Sans doute, dans un texte de ce genre écrit au courant de la
plume, une certaine schématisation est-elle inévitable. Mais, sur
le fond et pièces en mains, on ne peut que donner raison à
Proudhon. Dans le puissant massif de cette pensée, si les replis,
les escarpements sont nombreux, il est impossible de tracer des
lignes de partage vraiment nettes et, à coup sûr, il n’existe
aucune ligne de rupture. A qui ignore ce qui le prépare et
l’explique, son fédéralisme est proprement incompréhensible. Car
ce fédéralisme n’est rien d’autre qu’une réponse aux questions
laissées ouvertes par les prises de position antérieures. Depuis
longtemps Proudhon avait admis que l’anarchie, fixée par lui
comme but ultime au progrès humain, ne pourrait se réaliser
que d’une manière « progressive » [12] et qu’il fallait, par
conséquent, en prévoir les étapes et les aménagements.
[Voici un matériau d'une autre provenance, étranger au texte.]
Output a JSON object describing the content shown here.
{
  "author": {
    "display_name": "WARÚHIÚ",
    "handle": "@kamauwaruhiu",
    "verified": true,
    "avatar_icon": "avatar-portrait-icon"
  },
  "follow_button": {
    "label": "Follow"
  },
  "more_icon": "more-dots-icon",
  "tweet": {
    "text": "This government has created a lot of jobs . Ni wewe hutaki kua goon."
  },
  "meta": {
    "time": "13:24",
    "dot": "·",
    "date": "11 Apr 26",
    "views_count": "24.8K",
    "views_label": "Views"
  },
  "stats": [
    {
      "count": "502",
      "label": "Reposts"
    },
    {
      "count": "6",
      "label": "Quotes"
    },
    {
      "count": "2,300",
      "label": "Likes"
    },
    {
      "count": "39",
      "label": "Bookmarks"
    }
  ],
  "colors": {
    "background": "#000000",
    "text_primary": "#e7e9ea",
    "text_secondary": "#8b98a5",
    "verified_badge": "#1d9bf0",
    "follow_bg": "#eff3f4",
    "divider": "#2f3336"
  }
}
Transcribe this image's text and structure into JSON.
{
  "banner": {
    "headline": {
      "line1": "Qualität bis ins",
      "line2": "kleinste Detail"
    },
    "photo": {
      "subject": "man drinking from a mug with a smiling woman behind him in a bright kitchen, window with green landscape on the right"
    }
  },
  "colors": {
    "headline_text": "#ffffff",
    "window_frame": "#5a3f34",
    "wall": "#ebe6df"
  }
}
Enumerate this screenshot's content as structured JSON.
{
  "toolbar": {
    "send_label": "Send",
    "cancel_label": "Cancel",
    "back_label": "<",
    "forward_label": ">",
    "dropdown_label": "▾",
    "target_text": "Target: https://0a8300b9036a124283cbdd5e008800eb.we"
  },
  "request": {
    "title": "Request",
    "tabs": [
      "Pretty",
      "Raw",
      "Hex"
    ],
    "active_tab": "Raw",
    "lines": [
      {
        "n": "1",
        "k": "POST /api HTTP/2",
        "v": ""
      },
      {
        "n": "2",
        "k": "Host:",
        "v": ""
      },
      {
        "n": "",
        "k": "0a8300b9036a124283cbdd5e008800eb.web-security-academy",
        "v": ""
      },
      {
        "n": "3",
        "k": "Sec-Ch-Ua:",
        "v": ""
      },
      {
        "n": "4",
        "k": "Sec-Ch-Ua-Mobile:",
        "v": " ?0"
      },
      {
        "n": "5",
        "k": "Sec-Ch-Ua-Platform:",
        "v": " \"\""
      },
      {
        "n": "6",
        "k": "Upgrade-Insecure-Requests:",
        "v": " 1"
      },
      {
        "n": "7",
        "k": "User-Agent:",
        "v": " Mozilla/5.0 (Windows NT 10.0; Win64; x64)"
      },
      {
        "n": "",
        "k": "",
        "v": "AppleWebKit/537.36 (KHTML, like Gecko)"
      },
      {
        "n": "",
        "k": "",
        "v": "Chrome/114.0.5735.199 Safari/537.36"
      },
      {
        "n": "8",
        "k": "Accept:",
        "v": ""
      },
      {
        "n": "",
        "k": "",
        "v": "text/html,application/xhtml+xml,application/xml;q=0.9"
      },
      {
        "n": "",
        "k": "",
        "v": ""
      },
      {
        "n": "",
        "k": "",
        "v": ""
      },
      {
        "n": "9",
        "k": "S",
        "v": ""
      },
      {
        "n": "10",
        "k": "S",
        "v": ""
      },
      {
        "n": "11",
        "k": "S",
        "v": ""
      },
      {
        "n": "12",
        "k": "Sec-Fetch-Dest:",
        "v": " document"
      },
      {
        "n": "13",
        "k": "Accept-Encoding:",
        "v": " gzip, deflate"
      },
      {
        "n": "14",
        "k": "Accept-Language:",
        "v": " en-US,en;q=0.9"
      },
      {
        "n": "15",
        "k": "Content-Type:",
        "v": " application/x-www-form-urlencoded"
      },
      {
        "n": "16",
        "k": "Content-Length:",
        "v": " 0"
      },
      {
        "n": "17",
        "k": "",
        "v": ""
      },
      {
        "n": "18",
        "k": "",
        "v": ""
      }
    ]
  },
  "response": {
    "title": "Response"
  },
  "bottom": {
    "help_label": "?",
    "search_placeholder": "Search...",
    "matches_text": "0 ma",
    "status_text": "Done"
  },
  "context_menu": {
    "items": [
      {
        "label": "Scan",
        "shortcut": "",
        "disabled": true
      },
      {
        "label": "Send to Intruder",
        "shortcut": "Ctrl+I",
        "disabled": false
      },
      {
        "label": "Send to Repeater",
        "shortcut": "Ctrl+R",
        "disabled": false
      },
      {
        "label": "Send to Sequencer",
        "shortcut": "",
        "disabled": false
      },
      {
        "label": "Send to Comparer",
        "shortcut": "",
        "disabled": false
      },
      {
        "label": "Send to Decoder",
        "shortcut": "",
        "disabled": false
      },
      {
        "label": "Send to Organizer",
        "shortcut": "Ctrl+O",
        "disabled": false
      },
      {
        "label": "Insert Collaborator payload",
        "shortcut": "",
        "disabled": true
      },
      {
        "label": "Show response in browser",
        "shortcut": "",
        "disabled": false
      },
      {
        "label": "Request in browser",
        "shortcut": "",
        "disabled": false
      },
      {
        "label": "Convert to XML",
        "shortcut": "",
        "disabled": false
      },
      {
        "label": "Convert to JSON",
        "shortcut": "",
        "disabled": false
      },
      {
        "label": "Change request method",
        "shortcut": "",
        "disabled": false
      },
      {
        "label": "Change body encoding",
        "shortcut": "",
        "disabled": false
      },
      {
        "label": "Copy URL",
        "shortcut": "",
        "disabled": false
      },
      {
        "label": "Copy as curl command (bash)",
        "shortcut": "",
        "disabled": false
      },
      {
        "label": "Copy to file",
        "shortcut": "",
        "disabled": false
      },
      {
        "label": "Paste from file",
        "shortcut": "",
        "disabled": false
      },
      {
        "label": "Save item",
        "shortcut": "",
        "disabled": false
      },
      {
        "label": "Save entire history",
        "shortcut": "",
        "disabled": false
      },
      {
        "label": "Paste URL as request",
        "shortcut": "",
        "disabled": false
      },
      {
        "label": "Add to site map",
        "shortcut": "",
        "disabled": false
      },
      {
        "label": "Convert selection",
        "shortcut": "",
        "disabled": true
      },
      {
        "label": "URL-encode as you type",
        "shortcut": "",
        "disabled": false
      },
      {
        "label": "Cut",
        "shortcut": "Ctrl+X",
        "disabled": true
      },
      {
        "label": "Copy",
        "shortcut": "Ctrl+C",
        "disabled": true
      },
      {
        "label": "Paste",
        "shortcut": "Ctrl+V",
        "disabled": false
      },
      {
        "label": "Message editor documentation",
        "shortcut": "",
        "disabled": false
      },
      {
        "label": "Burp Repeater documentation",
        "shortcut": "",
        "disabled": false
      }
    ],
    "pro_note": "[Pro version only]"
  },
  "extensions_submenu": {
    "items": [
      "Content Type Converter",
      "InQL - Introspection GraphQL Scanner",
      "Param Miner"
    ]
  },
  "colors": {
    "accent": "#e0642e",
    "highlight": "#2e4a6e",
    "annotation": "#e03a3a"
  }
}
Ceux-ci,
bien que posés comme nécessaires, n’en restaient pas moins
énigmatiques. En fait, Proudhon se rendra compte peu à peu qu’il
avait été, un moment, si catégorique, que les chaînons
intermédiaires risquaient fort de ne pouvoir être placés, faute
d’avoir donné un rôle suffisant au moteur de tout progrès qui est,
selon sa philosophie, la contradiction. L’anarchie était la fin :
comme telle, elle ne pouvait être aussi le moyen. Cette anarchie,
autre nom chez lui de l’autonomie, de toutes les autonomies, ne
saurait empêcher l’unité des personnes et des groupes entre eux, à
peine de n’être plus l’anarchie positive qu’il envisageait, mais un
pur et simple émiettement. Autrement dit la liberté ne peut se
penser et s’obtenir que par rapport à une contrainte, et cette
contrainte elle-même est loin d’être affectée d’un signe négatif : elle
peut parfaitement être génératrice de liberté. Il ne s’agit donc
pas, comme le font les pensées monistes, de sacrifier l’une à
l’autre mais bien de penser dialectiquement l’une et l’autre.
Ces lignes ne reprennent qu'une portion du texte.